Intels neue Coffee Lake CPUs: Erhöhte Thermische Belastung

Seit kurzem ist mit Coffee Lake die achte Prozessorgeneration von Intel erhältlich. Im Zuge der Einführung der neuen Prozessorgeneration wurde mit Z370 auch ein neuer Chipsatz vorgestellt. Während CPU Kühler, u.a. angeboten von ARCTIC, dank des mechanisch gleichen Sockel weiterhin kompatibel sind, wird beim Wechsel auf Coffee Lake wegen des neuen Chipsatz zwingend ein neues Mainboard benötigt.

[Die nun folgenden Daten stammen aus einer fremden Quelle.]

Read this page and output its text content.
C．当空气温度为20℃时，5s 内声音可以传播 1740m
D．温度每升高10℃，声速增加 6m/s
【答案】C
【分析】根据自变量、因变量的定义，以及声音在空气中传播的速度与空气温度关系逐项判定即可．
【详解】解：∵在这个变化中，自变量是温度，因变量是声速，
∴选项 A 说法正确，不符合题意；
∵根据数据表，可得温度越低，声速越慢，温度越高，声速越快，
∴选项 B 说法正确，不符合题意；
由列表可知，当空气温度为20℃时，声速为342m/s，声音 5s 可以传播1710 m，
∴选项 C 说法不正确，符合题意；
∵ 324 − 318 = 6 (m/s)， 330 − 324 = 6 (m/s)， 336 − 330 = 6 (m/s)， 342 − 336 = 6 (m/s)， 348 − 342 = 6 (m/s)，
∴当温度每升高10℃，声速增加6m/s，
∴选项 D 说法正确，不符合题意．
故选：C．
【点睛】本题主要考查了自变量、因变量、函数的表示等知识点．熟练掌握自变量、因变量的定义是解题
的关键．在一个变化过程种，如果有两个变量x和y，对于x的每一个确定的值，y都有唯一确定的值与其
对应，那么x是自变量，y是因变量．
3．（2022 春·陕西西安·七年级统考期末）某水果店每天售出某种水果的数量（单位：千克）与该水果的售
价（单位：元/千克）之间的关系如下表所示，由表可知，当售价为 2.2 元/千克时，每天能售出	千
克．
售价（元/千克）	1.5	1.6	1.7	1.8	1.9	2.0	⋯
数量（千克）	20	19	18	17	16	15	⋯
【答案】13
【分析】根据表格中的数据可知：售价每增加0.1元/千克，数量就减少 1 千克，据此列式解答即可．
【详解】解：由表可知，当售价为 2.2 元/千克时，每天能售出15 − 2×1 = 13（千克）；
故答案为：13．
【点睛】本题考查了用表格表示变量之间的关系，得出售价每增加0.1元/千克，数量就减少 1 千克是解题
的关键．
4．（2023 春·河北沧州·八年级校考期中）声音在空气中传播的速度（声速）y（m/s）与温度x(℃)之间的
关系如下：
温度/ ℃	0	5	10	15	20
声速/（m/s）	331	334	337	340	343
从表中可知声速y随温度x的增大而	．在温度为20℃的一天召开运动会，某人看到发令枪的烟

Mainboards mit älteren Chipsätzen (u. a. Z270/H310/H370/B360) sind trotz des mechanisch gleichen Sockels nicht mehr mit Intel Coffee Lake Prozessoren kompatibel.

Bis zu 100 Watt Mehrbelastung

Das deutsche Fachmagazin c’t hat bei einem Test in Ausgabe 23/2017 vier neue Mainboards mit dem Chipsatz Z370 untersucht und festgestellt, dass alle Mainboards in ihren Standardeinstellungen die Prozessoren übertakten und außerhalb von Intels Spezifikationen betreiben. Getestet wurden:

  • Asrock Z370 Extreme4
  • Asus PrimeZ370-A
  • MSI Z370-A Pro
  • Gigabyte Z370 Aorus Ultra Gaming

Intels Begrenzungen des Turboboost (Stromzufuhr, Multiplikatoren) umgehen alle Mainboard Hersteller, was zu einer signifikanten thermischen Mehrbelastung führt. Im Falle von Intels aktuellem Spitzenmodell, dem i7 8700K, kann es zu einem erhöhten Verbrauch von bis zu 100 W zusätzlich kommen. Dies verursacht eine spürbar erhöhte Temperatur des Prozessors und erfordert eine Kühllösung, die diesen Mehraufwand abdecken kann.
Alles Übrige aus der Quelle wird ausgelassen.